There is often a feeling of disappointment associated with acceptance. Disappointment is an emotion based in the past, meaning one cannot change the outcome no matter what they do. It is ok to feel disappointed about certain aspects of one’s sporting career. Rarely does an athlete or coach ever complete their career feeling completely satisfied that none of their results could have been better.
Disappointment is very different to the feeling of frustration. An athlete or coach should not feel frustrated at this stage, as frustration indicates they still feel as though the results or outcome could be altered. Frustration is an ‘in the moment’ emotion and when one feels this emotion, they are still in the position to do something about the result. It is likely they felt some frustration near the creation of their poor results.
In most cases, the exploration stage closely follows the understanding and acceptance stage. This is when a coach or athlete looks for opportunities to improve on their performance for the next event. If this was the final opportunity, they may begin thinking about the lessons they have learnt from the experience, and how this will help them in their future endeavours.
At this stage, the feelings an athlete or coach has about the sub-par performance are behind them. When they think about the performance, they view it in past tense, as history, as something that happened, which they were able to learn from. They have ultimately come to terms with the performance. Hence, the athlete or coach is in a position to move forward with their life.
In some cases however, there is no review or search for causes associated with the performance. This would in turn mean that a thorough debriefing for everyone concerned would not occur, and the lessons learnt would not be fully examined. In this case it would be more difficult for an individual to eventually move on to new things in their life. They are likely to still dwell negatively on their past performance. Consequently, this would tend to negatively impact on their level of self-esteem and subsequent level of confidence when attempting new challenges, sport related or otherwise. In many ways, athletes and coaches coming to terms with a poor performance must seek closure.
There are some key points to remember about using this model and understanding the stages. What is absolutely critical, and a mistake I see coaches and athletes often committing when coping with a loss, is attempting to force themselves too quickly through the stages. An example of this is a coach immediately suggesting after a poor performance that the athletes put the performance out of their mind. To forget it happened, and to get over it. Whilst this approach is understandable, as it is not pleasant to experience the range of negative emotions associated with the loss, trying to push someone through to the stage of moving on, is actually just postponing the inevitable. The athlete is likely to experience all the associated feelings of the loss at a later time, often when there is no support available, and they must search for meaning on their own. This can be a very difficult situation for the individual who does not know why they still feel these negative emotions, even a significant amount of time after the event.

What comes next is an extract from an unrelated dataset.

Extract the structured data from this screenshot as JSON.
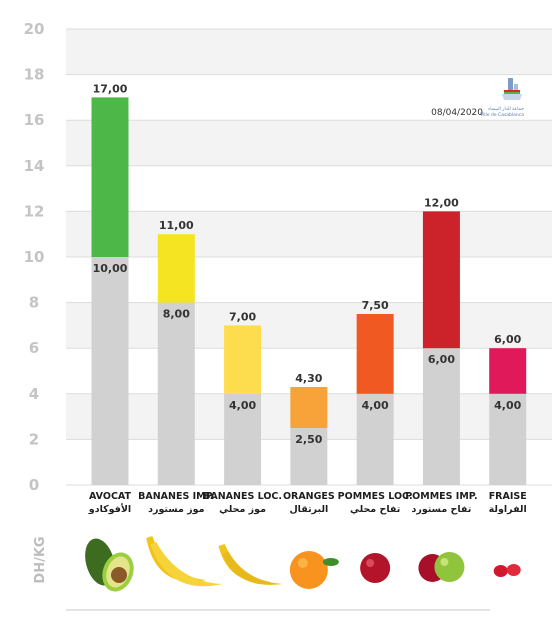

Another point to remember is that everyone goes through these stages, some at a different pace to others. There is no right or wrong, and people should be allowed to move at their own pace. It is also worthwhile to keep in mind that regression backwards through the stages is possible.
In summary, understanding these stages helps you as a coach to monitor and support your athletes. Additionally, you will be better equipped to help yourself through these stages knowing that what you may be feeling is normal for anyone coping with a loss.